In a recent heart disease prevention study performed at Tufts University’s, Jean Mayer USDA Human Nutrition Research Center on Aging (USDA HNRCA), researchers analyzed the genes of over 2,800 women and men who consumed more calories with saturated fat, and with increased genetic risk scores. The subject’s ratio of body weight over height, or Body Mass Index (BMI) was also incorporated in the study.
Good and bad fat
Fat is found in all types of foods. In addition, our bodies produce fat when we intake too many calories. However, not all fat is unhealthy for you. Actually, some fats improve a person’s health.
Dietary fat found in animals and plants contain macronutrients that are a source of energy for the body. Some dietary fat may contribute to type 2 diabetes or cardiovascular disease, as well as cancer and obesity.
There are two primary types of potentially harmful fats for human consumption. Trans fat and saturated fat are usually solid fats; fat from beef, butter, pork, stick margarine, and shortening. Trans fat occurs in small amounts in some foods. A food processing method called partial hydrogenation creates trans fat from oils.
Animals like poultry with skin, lamb, and red meat, as well as pizza, whole or 2 percent milk and dairy products, ice cream, and cheese are principal sources of saturated fat. Additionally, saturated fat is in fried foods and baked goods. This type of fat has the tendency to raise low-density lipoprotein (LDL) cholesterol levels, as well as total blood cholesterol levels, which increases the risk of type 2 diabetes and cardiovascular disease.
How much saturated fat is too much?
The American Heart Association recommends that less than seven percent of a person’s daily calories should have saturated fat. For instance, if a person consumes 2,000 calories on a given day, 140 or less of the calories should come from saturated fats. That comes out to close to 16 grams of saturated fat per day.
Eliminating all saturated fat from a diet is not recommended. Too much full-fat dairy products and red meat in a diet can be detrimental to a person’s health; however, they can be replaced with olive oil, salmon, avocados, seeds, and peanuts, which are actually great sources of saturated fats. Moderation is the key.
Saturated fat, genes, and obesity
Researchers are aware that there is an interaction between dietary fat and genes, which affect a person’s BMI. The recent study at Tufts University found that after they analyzed the genes linked with the risk of obesity of the research subjects, they hypothesized that the subject’s who were most likely to be obese based on their genes were more susceptible to having more saturated fat in their diets. The total fat intake for research subjects related to a higher BMI and people with the highest BMIs ate the most saturated fats.
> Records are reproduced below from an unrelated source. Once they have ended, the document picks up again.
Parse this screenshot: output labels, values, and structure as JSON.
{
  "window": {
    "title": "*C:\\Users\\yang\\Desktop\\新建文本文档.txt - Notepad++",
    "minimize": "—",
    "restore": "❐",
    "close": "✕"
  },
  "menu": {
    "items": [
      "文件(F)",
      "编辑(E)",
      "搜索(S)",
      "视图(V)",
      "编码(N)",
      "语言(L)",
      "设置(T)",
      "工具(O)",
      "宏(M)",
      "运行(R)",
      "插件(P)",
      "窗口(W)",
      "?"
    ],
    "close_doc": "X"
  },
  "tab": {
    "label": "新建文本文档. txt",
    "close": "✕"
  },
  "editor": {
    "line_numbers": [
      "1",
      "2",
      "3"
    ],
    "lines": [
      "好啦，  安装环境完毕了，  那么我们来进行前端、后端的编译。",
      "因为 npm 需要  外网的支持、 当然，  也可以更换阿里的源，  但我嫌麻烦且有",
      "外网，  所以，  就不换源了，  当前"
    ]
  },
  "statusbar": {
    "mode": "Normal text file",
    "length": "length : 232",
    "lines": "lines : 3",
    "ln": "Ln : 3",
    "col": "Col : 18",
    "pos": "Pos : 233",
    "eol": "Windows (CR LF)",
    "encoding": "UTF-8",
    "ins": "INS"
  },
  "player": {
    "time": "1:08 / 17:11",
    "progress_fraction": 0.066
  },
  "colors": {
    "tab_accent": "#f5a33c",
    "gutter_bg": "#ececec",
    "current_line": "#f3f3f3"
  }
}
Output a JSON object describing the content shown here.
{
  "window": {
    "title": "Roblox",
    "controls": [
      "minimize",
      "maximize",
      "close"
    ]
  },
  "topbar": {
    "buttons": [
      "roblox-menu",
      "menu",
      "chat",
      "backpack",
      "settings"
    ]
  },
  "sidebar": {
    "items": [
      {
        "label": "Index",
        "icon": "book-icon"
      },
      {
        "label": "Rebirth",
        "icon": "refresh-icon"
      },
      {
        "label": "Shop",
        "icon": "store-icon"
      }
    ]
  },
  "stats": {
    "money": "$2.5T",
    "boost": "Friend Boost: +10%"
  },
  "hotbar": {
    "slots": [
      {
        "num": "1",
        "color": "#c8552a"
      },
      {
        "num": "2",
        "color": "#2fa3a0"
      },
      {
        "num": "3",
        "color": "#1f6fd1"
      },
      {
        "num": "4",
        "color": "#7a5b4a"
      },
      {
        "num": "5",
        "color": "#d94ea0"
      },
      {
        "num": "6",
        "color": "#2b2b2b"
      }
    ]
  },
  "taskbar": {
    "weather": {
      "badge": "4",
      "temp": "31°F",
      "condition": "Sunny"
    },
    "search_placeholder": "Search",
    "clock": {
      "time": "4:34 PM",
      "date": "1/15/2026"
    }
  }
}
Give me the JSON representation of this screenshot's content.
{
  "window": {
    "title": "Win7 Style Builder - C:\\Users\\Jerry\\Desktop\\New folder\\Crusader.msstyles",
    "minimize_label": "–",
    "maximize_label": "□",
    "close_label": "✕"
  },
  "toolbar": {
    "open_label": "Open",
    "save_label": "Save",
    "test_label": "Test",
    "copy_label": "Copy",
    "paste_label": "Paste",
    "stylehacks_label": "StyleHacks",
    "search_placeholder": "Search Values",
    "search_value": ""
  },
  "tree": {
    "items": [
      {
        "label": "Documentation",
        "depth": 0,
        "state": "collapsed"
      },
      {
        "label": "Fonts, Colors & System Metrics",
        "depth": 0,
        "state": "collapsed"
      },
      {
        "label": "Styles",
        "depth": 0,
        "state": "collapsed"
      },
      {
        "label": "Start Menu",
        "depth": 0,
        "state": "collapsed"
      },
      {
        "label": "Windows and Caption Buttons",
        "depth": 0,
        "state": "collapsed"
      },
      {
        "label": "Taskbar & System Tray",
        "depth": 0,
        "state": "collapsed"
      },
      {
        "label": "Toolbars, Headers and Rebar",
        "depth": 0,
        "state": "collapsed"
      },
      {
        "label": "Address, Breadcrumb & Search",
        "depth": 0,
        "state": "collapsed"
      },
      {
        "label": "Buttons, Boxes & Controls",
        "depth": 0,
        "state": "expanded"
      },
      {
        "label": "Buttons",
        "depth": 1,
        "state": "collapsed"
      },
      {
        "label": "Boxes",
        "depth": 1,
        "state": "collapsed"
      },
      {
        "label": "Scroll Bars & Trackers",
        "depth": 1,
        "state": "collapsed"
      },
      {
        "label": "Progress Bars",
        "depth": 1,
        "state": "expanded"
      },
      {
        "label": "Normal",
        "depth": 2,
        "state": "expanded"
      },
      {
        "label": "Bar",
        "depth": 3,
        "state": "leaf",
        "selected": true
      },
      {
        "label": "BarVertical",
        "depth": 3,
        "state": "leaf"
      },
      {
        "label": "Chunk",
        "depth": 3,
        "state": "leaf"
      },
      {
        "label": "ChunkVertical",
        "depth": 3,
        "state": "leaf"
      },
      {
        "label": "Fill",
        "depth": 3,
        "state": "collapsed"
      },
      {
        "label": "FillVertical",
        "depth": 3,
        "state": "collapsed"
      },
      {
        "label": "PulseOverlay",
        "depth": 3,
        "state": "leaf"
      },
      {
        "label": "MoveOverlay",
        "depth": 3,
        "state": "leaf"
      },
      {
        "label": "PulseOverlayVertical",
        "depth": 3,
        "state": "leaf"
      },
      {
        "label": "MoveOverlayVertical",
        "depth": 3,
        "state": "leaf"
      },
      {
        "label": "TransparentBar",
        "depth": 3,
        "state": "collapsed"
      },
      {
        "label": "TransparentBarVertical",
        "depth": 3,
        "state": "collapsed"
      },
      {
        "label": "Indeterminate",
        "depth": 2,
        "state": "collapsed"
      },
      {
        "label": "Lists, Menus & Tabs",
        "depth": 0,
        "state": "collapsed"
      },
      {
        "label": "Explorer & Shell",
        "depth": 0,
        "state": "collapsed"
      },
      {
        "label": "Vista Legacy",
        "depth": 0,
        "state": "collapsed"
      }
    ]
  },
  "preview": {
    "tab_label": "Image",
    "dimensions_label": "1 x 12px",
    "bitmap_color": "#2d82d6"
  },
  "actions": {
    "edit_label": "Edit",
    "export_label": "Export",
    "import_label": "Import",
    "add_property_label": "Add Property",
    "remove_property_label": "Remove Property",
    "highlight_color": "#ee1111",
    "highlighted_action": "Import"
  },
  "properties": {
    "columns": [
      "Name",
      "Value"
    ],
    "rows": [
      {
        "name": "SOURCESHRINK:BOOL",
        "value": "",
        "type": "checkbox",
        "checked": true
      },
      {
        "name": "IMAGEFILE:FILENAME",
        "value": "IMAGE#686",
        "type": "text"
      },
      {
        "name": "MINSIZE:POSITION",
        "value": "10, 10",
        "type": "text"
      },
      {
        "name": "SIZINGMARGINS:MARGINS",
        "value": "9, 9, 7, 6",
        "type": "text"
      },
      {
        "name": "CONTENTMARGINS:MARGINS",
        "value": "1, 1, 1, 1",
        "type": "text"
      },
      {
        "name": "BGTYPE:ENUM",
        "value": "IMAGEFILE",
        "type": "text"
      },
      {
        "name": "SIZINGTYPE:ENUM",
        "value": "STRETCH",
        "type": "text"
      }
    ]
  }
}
Some researchers suggest saturated fats may interfere with a person’s brain activity that satisfies their hunger and lets them feel like they are full after eating food. However, more research is necessary in order to personalize diets for people predisposed to obesity. In order to do this, researchers need to determine whether genetics can help to identify people who are more susceptible to this complex disorder.